Tanganku berusaha mempertahankan genggaman.
Namun selalu terurai perlahan. Jelas kau tak berusaha mempertahankan ikatan.
Hatiku kutuntun mendekati hatimu, mencoba nnenyelusup ke bilik-bilik angan, menyeruak dinding-dinding kebekuan.
Namun kau tetap bergeming. Bisu, kaku, beku, tanpa laku, penaka manusia salju. Seakan ragaku tak terlihat. Hingga tak perlu kau lirik meski sesaat.
Lalu, bagaimana ku harus bersikap, sementara waktu terus bergulir mengejar, tiada rindu menunggu walau sekejap.
Tenggat pendekatan menyongsong ujung penantian. Kau segera melanglang ke benua nun jauh nian. Andaikan kau tak jua berbeda, selesai sudah kisah kita.
Tak adakah kau rasa senoktah saja semara menitik dari keduaan yang telanjur kupaksakan?
Jadi begitu ya, kau tak pernah menyiapkan dermaga bagi cinta di hatiku yang merana mendamba...
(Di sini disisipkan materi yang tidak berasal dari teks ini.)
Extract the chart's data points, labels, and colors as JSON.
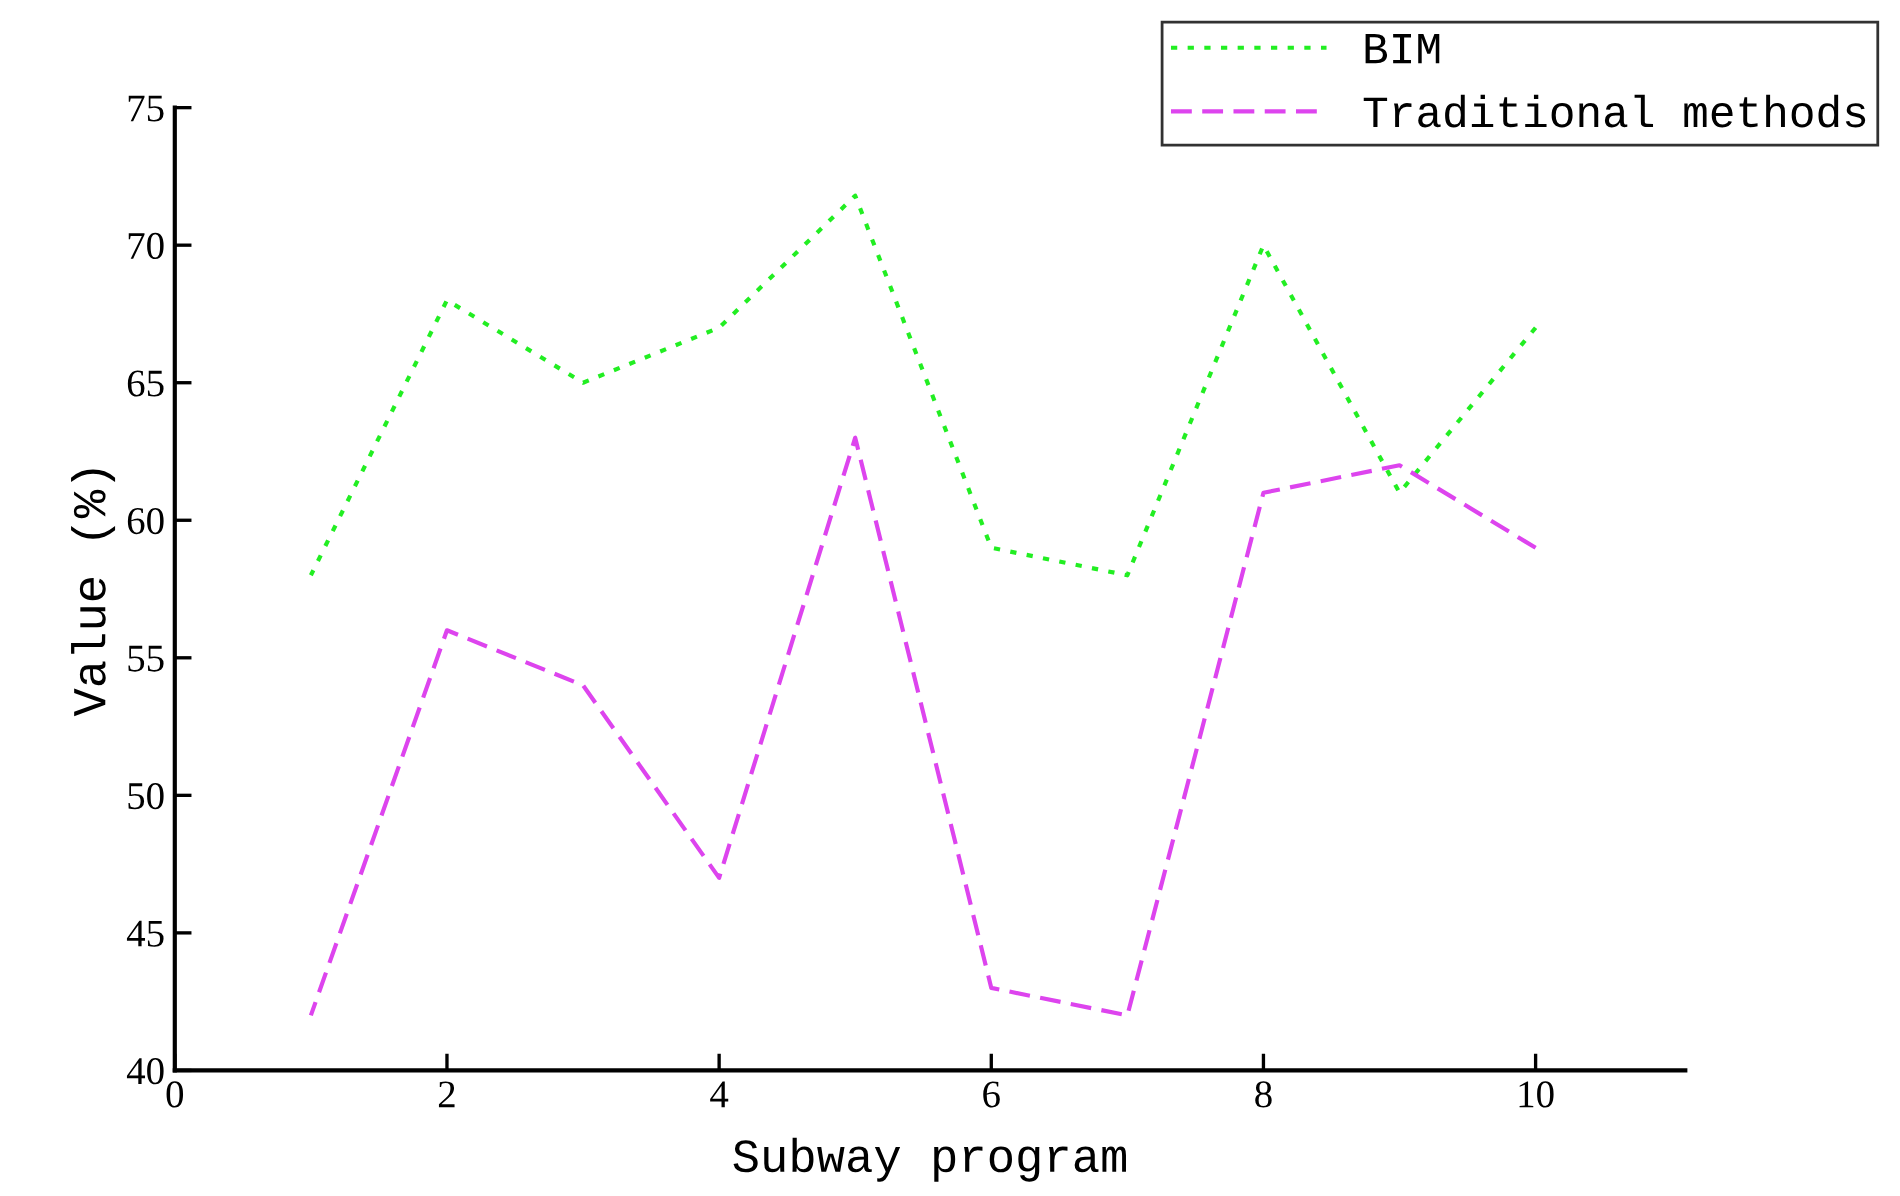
{
  "chart_data": {
    "type": "line",
    "xlabel": "Subway program",
    "ylabel": "Value (%)",
    "x": [
      1,
      2,
      3,
      4,
      5,
      6,
      7,
      8,
      9,
      10
    ],
    "series": [
      {
        "name": "BIM",
        "color": "#22ee22",
        "line_style": "dotted",
        "values": [
          58,
          68,
          65,
          67,
          71.8,
          59,
          58,
          70,
          61,
          67
        ]
      },
      {
        "name": "Traditional methods",
        "color": "#dd44ee",
        "line_style": "dashed",
        "values": [
          42,
          56,
          54,
          47,
          63,
          43,
          42,
          61,
          62,
          59
        ]
      }
    ],
    "xlim": [
      0,
      11.1
    ],
    "xticks": [
      0,
      2,
      4,
      6,
      8,
      10
    ],
    "ylim": [
      40,
      75
    ],
    "yticks": [
      40,
      45,
      50,
      55,
      60,
      65,
      70,
      75
    ],
    "grid": false,
    "legend": "top right",
    "marker": "none"
  }
}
Baiklah, mari berhenti saja. Sebelum aku makin tenggelam dalam jurang lara.
Tetapi kemudian,
Sangkala kaki ini bergerak menjauhi jejakmu. Saat tangan tak lagi kupaksa tuk menjangkaumu. Saat pikiran ini kuperintahkan tuk tak membiarkan bayangmu berkelana di sana, juga kala hatiku mulai undur diri dari balik pintu hatimu yang tak jua terbuka.
Kau tetiba berbalik menghampiriku, merayuku, mengundang bertemu, seakan tak rela melepasku, seakan kau begitu menginginkanku.